I know like, she basically begged me to forget about her and move on, but i just cant do that, i miss her chat, what do i do
I didnt even cared, or liked roses, until she told me she loved roses. A pretty classic choice, actually, though i never got to buy her one. Whenever we were together, she would soften very quickly. The way she looked, her voice, even her strenght, changed whenever we were together. She always treated me as if i was easily breakable, though i wont deny i am actually easily breakable, i wouldnt mind if she held me in her arms tighter, i liked that, a lot, actually. I still remember the day we won out on our first date our first proper kiss, even though it was only for a hour, i enjoyed the food and drink she bought me, the words and topics we spoke about, her actions, i enjoyed all that, a lot, even though i knew eventually she would leave me like everyone. Yet i still forced myself to believe she wouldnt, that she would stay with me, because i wanted to enjoy our short moments together, even if i knew that they would soon fade away into the abyss of our own actions. For the first, and probably the last time in my life, i wanted to actually believe something, a person at that, a person whom i loved very dearly. I would give up everything just to hug her once more, even though i know that i did hug her one last time... I still want to.. do it again, a bit longer, maybe a few minutes, maybe more. Actually... I would hug her for hours and hours and hours on end, if i could, if she would let me hug her, hold her just a bit longer. We didnt spoke much, neither did we paid much attention to eachother, atleast we pretended not to, as there was always too many eyes watching us. But when we were alone together, we still didnt spoke much, yet, each moment of silence we had together, spoke more than words could ever. Even when we just stared at eachother blankly, or when our eyes met from time to time when i realised she was looking at me. We had problems, we were both problematic, helpless and wierd girls, yet we somehow met eachother, by accident, just because our eyes met for a second or two, all because she dropped her pen near me and i decided to look at her. I think... That is what i would call fate, though i know its not. I still want to believe that we were meant for eachother, but we couldnt be together because of society and because of her own selfishness.

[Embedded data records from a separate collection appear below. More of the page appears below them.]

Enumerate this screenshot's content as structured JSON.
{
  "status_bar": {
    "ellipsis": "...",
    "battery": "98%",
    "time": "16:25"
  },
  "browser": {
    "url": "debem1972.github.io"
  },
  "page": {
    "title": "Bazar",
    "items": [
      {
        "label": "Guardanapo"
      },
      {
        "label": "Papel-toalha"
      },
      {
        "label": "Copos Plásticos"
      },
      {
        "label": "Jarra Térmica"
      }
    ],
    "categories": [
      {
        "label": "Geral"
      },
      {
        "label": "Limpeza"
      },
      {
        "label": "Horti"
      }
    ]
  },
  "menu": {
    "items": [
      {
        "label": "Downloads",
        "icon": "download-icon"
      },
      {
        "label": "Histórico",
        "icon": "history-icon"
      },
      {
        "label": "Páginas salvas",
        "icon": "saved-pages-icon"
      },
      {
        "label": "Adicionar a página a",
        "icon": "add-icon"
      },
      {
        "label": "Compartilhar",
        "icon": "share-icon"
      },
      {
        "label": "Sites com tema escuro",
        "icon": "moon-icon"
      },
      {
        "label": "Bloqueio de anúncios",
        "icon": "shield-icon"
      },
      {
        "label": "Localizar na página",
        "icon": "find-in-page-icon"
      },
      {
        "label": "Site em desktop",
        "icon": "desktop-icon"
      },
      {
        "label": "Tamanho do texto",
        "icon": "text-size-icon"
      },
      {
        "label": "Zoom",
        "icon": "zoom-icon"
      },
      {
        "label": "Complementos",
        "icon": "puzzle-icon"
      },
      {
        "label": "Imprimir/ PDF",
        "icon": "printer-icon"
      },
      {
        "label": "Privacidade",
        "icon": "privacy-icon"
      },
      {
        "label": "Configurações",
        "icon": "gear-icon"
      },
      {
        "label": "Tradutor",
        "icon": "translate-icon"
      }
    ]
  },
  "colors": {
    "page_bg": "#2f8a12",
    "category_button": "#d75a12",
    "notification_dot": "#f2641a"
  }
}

I actually didnt liked hugs, no i hated them. And i wasnt planning on changing my perspective about this, but i met her. Her hugs felt so warm, her body was warm, she gently hugged me back as i putted my head on her chest, she didnt complained when i got a bit too exited and squeezed her, she just let out a small laugh, her voice a was so nice, it was like a sweet melody to my ears, it was.. such a nice feeling, it was so nice being hugged like that. I loved that feeling it was too nice, i didnt wanted to let that feeling go, i didnt wanted to let her go, i wanted to hug her as i slept, that would have been nice, a nice feeling. Such a nice feeling, gosh i wonder what i did to felt that? Wierd because i didnt did anything, she just had.. appeared out of nowhere into my life and i started smiling as soon as i saw a part of her or heard her soothing voice, she didnt talked like that to other people, only me, and that made me feel a bit special.. Because her normal voice was a more angry or aggressive, a more loud tone, but her tone always changed when she talked to me, her voice changed to a more quiet, soft and soothing voice, it was nice hearing her, its not like i minded her voice but anyways, i loved her like the way she is, i loved her hair, her eyes, her personality, her clothing style, her nose, her pink broken glasses, her scarred skin, her scarred and painted hands, her half eaten, a bit bloody and half black nailpolish nails, i loved her face, i loved everything about her, that was wierd, wasnt it?